The parameter’s position on a control drawing defined by elements <x>, <y>, <h> and <w> must be transformed as children of the output <Parameter>.
Running the Sample
The sample files, including the results of the transformation, can be downloaded at www.controlglobal.com/XML3.html). Import the original XML file into MS Access both with and without the XSLT transformation to see the value of this transform and how well it performs.
Try this style sheet on your own DeltaV configuration—if you have one. If you have other XML data you would like to import into Access, try importing the data without a transform first. The XML structure may be suitable for import without a transform. If not, you have a great way to use what you’ve learned here and expand your reach with XSLT.
XSLT is a relatively easy language to master compared to a procedural language like VB. If you want to learn more you’ll find extensive online content and numerous publications. My personal favorite is XSLT Programmer’s Reference by Michael Kay from Wrox Press. The second edition covers XSLT 1.0 and 1.1. The third edition is also available which covers XSLT 2.0.
The final installment will provide more examples of using XSLT to transform XML data into something more useful.
Another standard from the W3C called XML Path Language (XPath) was developed for addressing parts of an XML document from within XSLT. XPath is a sort of query language for returning data subsets from an XML document that has its own syntax and rules like most languages. Within an XSLT stylesheet, an XPath expression may be used anywhere an XSLT element includes a select=”” attribute.
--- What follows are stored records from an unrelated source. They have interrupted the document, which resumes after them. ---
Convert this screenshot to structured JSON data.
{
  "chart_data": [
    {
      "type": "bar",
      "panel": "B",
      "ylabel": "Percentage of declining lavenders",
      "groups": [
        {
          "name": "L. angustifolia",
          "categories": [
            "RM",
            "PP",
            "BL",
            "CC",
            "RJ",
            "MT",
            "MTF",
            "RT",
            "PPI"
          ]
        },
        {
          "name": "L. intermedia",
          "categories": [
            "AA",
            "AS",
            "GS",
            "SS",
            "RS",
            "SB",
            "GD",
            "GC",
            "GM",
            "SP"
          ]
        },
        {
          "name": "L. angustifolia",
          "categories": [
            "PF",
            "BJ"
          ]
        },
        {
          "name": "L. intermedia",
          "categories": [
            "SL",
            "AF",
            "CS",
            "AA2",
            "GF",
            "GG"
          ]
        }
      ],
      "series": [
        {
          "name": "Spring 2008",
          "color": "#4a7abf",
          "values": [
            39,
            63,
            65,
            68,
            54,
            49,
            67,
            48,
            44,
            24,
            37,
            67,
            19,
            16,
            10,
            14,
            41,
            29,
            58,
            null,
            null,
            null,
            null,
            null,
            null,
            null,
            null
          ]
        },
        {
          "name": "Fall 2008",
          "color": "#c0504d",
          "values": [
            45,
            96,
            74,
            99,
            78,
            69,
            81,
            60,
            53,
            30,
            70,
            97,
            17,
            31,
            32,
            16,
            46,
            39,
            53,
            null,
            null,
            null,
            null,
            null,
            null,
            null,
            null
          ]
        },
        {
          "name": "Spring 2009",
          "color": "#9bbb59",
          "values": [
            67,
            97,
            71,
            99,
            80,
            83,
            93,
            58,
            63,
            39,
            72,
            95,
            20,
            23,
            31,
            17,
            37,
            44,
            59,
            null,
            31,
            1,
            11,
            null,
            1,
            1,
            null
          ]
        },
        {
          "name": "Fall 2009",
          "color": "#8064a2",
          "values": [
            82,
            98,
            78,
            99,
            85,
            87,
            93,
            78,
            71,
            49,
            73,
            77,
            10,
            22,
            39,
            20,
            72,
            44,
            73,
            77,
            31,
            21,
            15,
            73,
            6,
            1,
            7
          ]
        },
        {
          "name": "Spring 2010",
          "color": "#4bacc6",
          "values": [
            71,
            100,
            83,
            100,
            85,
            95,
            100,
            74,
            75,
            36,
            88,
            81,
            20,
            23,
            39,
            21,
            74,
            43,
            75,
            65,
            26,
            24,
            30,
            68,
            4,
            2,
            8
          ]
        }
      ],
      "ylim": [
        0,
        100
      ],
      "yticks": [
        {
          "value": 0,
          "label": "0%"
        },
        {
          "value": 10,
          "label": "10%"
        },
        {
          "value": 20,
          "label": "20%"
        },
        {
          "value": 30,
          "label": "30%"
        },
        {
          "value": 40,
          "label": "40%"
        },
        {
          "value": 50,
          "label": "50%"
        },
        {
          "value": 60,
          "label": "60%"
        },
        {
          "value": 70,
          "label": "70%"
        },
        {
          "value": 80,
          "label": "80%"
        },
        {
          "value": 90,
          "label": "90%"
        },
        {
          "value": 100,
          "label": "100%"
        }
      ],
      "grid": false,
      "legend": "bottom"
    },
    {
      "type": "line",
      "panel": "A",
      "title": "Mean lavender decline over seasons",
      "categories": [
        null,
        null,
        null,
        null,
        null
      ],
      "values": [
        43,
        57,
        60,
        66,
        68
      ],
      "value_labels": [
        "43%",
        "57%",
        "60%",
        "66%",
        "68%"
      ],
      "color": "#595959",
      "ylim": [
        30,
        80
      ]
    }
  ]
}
XPath expression look very similar to the pattern matching expressions in <xsl:template match=””> however the syntax and meaning of these expressions (match expression vs. select expression) is not the same. Most XSLT references provide a comparison of the differences between match expressions and select expressions otherwise known as XSLT Pattern Matching and XPath Expressions.
There are many XSLT processors available for download such as Saxon, Xalan and Microsoft MSXML. If you are working on a Windows XP computer, you already have a version of MSXML—most likely version 3 or version 4. All of the samples in this article were tested against MSXML4. The .NET framework also provides a .NET XSLT processor as well. Command line versions are available online for the XSLT processors mentioned here.
Different processors may produce slightly different results or may provide different extension functions that are not portable so to avoid problems it is a good idea to develop your transformations with a specific processor in mind.